The rules represent a sea change in the handling of health-related information. And the race is on to comply before the deadline of April 14, 2003. For small employers and small health plans ($5 million or less in annual receipts), the deadline is April 14, 2004. Also, Congress did extend the deadline for compliance of certain electronic communication and transactions from Oct. 16, 2002, to Oct. 16, 2003.
Your company could bump up against HIPAA's privacy rules any time it exchanges a person's individually identifiable health information, such as when an employee with a chronic illness contacts the HR department to ask about a claim.
Considering that noncompliance can erupt into civil and criminal penalties, not to mention invasion of privacy lawsuits, it's important that employers make sure their policies are in line with the new requirements.
Don't disclose identifiable data
Although it took regulators 1,500 pages to explain it, the basic privacy premise of HIPAA is pretty straightforward: Organizations that have personal information related to an individual's health care (or payment for health care) can't disclose it, except directly to the employee, to the government for certain purposes (public health or abuse/fraud prevention) or if there's a signed consent form to carry out treatment, payment or health care operations.
The rules cover personally identifiable information, where the health care data can be linked to a person's name, Social Security number, employee number or other identifier. It's legal to disclose summarized data that can't be linked to any specific person.

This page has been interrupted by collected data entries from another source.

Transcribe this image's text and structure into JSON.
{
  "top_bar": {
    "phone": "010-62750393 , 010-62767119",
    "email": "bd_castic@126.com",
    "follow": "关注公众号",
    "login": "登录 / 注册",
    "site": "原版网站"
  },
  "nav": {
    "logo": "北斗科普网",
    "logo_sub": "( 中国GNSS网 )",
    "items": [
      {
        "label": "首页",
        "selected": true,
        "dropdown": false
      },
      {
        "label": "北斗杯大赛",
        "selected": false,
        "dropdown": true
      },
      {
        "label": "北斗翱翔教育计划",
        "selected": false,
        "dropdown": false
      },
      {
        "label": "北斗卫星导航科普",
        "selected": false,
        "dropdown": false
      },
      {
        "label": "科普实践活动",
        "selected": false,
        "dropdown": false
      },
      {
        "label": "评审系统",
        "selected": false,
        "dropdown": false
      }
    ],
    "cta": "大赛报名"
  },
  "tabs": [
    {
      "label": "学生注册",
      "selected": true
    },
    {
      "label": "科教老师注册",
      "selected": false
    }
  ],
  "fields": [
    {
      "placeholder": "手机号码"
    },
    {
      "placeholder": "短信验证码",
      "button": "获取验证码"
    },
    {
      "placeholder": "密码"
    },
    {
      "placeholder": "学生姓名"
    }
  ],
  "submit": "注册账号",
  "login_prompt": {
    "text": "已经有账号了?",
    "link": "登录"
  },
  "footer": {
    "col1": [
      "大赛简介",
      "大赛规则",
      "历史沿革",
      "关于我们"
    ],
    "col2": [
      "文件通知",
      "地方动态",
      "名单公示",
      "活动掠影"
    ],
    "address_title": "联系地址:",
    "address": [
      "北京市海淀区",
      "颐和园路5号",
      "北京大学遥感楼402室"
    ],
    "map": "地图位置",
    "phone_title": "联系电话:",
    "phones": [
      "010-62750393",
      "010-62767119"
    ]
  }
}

Gone are the days when an employer could simply call its health plan or a health care provider to get that information freely. Employers, doctors and health plans must now make a reasonable effort to limit the release of health information to the minimum amount of information necessary.
Meanwhile, state laws also play a role. Many states have developed their own health-information protections. HIPAA's standards generally pre-empt state law unless the state rules are stricter.
What you should do
Take these steps:
- Beef up administrative, technical and physical safeguards for health care data. Example: Put up "firewalls" between plan-related uses and employment-related uses. "The typical dual model of HR staff who handle both employment and benefits-related data will likely not survive HIPAA," warns Thomas S. Schroeder, a partner and specialist in health care law at Faegre and Benson LLP in Minneapolis.
- Amend health plan documents to spell out the rules.
- Train employees and name a privacy officer. HIPAA requires employers to assign staff to develop and implement HIPAA policies, including designating a privacy officer.
- Police any business associates with whom your organization shares protected health information, such as technology vendors and plan administrators, and rewrite contracts to assure that third parties are in full compliance with HIPAA. Reason: Employers can be liable for the violations of business associates if they disclose protected information.